The answer depends on what criterion or criteria you're trying to maximize or minimize via the model-building process. Is it squared error? Classification accuracy? Model simplicity? AIC or BIC? Stability of parameter estimates over repeated samples? Computational time needed to arrive at a model? Something else?
You'll need to decide on what evidence would persuade you that a model was functioning suitably, and use that/those indicators to make your judgment. Chances are, you'd need to run many iterations of the competing methods on new, simulated, or resampled subsets of your data in order to have any confidence in the outcomes.
Here's two examples of how research teams conducted their comparisons: Conference Paper Comparison of data mining techniques and tools for data classification
Article Comparing data mining methods on the VAERS database
I just need to compare the performance, I have regression models to predict the number of years, my result has RMSE, R2, and I need to compare which one predict better, the reviewers of the journals reject comparing RMSE or R2. They want different ways for comparing, I have read a lot of articles but no one has different way.
The regression problems dealing with class or categorical variables may need to have model metrics like sensitivity and specificity.
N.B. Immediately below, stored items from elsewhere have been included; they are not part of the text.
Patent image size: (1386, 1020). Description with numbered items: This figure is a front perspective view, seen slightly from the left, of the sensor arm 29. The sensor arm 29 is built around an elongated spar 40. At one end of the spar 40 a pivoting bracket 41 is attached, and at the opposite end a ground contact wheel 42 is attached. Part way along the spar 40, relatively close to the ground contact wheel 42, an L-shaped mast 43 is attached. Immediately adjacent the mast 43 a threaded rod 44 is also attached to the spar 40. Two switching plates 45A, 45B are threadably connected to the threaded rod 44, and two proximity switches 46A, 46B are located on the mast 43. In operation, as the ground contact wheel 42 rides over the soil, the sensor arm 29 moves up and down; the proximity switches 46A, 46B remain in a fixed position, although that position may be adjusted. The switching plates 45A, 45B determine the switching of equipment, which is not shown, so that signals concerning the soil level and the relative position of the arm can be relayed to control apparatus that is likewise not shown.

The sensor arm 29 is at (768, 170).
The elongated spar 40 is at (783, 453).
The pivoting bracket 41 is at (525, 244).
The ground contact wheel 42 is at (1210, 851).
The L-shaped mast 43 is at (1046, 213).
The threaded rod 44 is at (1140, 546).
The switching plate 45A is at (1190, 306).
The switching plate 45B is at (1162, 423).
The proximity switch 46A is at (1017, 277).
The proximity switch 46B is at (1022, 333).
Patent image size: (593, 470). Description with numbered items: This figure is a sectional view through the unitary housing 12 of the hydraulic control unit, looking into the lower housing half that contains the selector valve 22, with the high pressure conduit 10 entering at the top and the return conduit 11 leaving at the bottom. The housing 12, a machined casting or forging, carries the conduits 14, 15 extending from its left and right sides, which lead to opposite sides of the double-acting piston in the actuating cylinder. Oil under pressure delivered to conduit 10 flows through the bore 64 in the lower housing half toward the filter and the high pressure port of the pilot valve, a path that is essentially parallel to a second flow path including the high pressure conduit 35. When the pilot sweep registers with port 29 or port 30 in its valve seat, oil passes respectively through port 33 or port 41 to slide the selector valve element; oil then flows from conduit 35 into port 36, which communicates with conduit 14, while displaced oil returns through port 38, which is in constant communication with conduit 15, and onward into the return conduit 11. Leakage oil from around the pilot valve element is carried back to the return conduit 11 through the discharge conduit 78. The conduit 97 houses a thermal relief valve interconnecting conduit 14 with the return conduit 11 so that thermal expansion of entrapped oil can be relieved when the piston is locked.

The use of a confusion matrix gives u the model precision metrics--and a good example is when one is performing logistic regression predictions of a variable like groundwater salinity or a phenomenon like landslide susceptibility, given an array of predictors in a study.
For the conventional /Bayesian regression problems that seek to do predictions of continuous variable (i.e. linear regression problems) model metrics like precision and the correlation coefficient may be useful in determining whether your model is reliable.
One may make similar predictions using simpler algorithm like the k-Nearest neighbor, and compare the results of the summary outputs generated in the statistics involved when one uses the conventional (or even Bayesian regression)
Overall, the kind of data one has and the size of the data will greatly influence the regression outcomes during Multiple or just the simple linear regression predictions.
The other key factor in classification regression metrics output is the size of datasets and class imbalance-the training and testing subsets determine greatly the model metrics and accuracy. When one has datasets with one class of data dominating the other(s), the model may need fine tuning before being analyzed.